REVIEW: Black and Blue (2019)

After capturing footage of corrupt cops killing unarmed young black men on her bodycam, rookie cop Alicia West (Naomie Harris) is on the run from the police as she fights to get the truth out there.

Black and Blue is the kind of film you’ve probably seen before. It’s a corrupt cop film that follows some very similar beats to films that have come before it and in fact the final showdown definitely had some echoes of Training Day. That’s not to say Black and Blue is a bad film, it’s just one that has very few surprises.

Naomi Harris is very good in the lead role, capturing the resolve to do what’s right while being unsure of who she can trust because just about every other cop she encounters as she tries to get back to the police station to upload the bodycam footage seems to have an ulterior motive. The one person she does learn to trust is Tyrese Gibson’s Mouse, a guy who works at a shop and doesn’t want any trouble but ends up helping her anyway. Having mostly seen Gibson in the Transformers and Fast and Furious franchises where he’s often cracking a joke every five minutes, it was nice to see him tackle a more serious role where his character was more stoic and thoughtful.

Almost unsurprisingly Frank Grillo plays the lead corrupt cop. He always does a good job of playing a bad guy though his character seems to have a slight manic edge to it that doesn’t quite seem to fit in with the tone that Harris and Gibson seem to be going for. Still, he’s always fun to watch and the scenes where he’s stalking Harris’ West are quite tense.

Themes of racial tension and whether or not a Black person can still be Black while being a police officer are sprinkled throughout the film. Black and Blue never really commits to these themes though; it’s like it’s trying to combine more recent Black Live Matter messages with a corrupt cop film of the late 90s/early 2000s and it doesn’t really hit the mark.
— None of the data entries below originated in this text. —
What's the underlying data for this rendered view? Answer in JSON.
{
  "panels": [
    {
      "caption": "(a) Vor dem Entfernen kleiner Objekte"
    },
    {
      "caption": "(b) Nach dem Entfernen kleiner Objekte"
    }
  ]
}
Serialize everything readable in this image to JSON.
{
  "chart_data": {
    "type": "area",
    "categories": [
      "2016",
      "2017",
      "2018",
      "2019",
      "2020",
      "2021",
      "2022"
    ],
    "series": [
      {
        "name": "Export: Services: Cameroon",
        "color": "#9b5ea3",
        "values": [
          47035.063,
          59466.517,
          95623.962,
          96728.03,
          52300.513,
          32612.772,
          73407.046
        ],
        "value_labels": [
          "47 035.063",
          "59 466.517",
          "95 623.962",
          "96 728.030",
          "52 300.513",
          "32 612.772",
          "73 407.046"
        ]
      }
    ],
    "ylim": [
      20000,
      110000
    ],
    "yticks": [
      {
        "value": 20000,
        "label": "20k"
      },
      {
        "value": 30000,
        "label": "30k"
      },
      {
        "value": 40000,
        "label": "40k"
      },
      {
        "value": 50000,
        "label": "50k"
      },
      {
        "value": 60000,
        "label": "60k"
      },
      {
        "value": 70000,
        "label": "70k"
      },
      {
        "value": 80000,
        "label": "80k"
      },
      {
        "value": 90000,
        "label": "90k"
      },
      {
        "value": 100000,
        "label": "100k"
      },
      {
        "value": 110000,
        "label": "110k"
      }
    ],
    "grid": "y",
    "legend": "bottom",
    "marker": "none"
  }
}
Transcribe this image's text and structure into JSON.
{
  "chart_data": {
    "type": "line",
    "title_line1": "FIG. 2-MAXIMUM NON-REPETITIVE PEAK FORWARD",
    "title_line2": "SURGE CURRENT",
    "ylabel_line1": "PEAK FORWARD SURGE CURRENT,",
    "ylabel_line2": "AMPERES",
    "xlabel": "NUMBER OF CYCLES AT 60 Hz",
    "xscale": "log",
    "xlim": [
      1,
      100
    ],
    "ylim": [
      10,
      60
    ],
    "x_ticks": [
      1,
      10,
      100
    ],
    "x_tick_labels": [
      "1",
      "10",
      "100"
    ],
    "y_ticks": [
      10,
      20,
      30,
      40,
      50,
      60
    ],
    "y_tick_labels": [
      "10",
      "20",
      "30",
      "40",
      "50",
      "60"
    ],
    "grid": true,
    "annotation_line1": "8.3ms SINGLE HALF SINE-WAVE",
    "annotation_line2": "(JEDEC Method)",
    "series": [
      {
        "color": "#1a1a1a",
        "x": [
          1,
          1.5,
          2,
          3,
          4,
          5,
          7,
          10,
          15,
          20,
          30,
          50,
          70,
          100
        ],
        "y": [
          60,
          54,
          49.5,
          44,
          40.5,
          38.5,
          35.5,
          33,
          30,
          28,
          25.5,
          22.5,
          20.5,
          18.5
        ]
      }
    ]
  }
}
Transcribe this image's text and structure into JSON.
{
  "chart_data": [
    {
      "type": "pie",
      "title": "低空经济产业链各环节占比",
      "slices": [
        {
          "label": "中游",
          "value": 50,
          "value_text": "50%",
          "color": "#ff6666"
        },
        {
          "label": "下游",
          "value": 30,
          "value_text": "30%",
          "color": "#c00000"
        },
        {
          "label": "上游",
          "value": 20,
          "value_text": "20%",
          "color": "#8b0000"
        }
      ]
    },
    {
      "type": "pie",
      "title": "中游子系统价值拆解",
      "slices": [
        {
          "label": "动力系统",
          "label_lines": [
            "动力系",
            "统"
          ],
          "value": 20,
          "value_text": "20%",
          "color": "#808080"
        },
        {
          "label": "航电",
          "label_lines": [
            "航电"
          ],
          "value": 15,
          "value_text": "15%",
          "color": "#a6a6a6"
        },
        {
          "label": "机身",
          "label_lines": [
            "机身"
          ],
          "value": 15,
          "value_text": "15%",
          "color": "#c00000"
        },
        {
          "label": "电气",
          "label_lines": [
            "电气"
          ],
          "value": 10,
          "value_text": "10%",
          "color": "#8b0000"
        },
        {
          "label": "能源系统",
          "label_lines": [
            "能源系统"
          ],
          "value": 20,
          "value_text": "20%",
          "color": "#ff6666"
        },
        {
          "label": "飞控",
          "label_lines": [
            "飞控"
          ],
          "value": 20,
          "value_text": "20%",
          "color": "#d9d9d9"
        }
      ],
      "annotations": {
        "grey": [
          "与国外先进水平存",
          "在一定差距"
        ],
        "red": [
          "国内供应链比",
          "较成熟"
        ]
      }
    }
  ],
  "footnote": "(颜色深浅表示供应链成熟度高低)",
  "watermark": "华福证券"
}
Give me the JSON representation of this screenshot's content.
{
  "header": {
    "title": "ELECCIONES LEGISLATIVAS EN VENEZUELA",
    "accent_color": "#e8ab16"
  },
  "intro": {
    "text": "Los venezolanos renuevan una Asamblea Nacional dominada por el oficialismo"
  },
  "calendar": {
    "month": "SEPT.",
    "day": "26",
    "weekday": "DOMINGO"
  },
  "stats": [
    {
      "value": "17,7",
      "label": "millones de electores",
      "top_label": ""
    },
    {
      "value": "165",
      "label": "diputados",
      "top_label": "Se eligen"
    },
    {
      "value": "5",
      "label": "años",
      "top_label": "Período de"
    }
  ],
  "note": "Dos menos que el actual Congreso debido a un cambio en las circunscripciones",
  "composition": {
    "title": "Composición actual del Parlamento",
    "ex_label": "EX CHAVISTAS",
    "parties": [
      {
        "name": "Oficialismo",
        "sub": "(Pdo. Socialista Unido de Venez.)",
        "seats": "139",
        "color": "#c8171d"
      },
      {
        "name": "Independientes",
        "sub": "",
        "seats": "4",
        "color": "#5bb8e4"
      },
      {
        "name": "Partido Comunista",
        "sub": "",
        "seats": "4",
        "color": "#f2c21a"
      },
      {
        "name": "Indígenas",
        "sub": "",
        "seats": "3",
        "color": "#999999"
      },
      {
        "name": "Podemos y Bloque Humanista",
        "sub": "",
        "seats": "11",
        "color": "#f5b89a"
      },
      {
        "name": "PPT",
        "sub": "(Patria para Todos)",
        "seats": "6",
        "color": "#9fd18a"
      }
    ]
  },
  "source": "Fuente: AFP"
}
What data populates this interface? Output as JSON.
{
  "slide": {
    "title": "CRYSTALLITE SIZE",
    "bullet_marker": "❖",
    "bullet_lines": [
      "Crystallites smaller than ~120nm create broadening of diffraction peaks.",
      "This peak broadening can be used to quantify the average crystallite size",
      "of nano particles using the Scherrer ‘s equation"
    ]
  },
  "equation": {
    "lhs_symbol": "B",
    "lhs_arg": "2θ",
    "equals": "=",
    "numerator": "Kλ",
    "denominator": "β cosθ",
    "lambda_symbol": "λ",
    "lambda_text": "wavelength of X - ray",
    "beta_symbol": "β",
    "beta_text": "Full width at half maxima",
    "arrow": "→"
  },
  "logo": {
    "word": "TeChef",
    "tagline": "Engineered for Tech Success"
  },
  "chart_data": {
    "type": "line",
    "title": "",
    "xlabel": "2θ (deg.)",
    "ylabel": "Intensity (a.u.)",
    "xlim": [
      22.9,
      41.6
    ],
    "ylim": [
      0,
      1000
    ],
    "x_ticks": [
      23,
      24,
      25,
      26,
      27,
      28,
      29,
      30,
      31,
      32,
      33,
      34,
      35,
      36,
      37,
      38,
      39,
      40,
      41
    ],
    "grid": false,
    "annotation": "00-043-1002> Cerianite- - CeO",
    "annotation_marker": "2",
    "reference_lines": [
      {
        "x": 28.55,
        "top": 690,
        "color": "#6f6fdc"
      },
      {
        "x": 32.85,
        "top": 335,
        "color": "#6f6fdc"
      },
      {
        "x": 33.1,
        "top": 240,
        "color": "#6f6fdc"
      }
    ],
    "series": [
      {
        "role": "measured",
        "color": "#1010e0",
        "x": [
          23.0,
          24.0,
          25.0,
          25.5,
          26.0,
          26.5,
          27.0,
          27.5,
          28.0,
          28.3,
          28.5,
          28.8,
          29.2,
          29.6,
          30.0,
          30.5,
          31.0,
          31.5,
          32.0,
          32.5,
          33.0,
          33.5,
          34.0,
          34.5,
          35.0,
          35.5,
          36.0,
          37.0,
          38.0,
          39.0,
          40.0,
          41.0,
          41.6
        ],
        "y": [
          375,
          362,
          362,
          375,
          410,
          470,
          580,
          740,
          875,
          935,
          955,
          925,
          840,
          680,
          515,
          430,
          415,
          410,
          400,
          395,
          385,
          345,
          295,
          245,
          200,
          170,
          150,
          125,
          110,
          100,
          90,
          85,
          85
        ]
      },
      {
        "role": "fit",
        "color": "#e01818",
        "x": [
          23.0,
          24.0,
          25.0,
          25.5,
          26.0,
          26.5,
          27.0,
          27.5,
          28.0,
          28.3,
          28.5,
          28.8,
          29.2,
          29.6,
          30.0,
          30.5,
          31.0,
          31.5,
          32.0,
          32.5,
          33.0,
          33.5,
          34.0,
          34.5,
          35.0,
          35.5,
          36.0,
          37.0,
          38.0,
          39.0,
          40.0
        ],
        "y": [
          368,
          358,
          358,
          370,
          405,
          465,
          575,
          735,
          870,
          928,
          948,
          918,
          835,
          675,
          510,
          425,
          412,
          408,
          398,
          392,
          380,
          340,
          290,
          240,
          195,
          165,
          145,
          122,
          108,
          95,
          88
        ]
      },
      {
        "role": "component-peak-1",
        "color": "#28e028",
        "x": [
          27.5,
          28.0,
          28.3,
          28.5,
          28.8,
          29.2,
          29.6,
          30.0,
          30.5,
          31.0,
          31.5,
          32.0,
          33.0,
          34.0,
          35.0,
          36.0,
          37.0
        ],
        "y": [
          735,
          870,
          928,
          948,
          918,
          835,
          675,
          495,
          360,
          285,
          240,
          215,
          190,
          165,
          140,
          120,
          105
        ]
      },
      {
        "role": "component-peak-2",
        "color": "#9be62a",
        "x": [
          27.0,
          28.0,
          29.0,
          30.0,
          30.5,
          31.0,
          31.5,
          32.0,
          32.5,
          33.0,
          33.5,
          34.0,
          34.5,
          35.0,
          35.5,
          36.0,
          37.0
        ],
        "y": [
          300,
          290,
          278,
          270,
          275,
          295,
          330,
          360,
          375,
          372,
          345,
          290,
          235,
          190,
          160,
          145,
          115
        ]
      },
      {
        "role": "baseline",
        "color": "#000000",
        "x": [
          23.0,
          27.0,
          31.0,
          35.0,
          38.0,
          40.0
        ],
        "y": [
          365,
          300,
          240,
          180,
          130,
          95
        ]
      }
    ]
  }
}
West is someone who sees people as people and while she knows some people who ended up affiliated with gangs, she sees them as more than what her colleagues tend to do. Many of the cops and the Black people she meets seem to have an us vs them mentality which she does not share, meaning she struggles to fit in with her co-workers and the community she used to be a part of. Harris does a good job of showing West’s inner turmoil about this but neither her nor the script are really strong enough for this complex topic.

Black and Blue is a decent corrupt cop action movie. There are some lulls in the action but when Alicia West is on the run it’s often tense and entertaining. 3/5.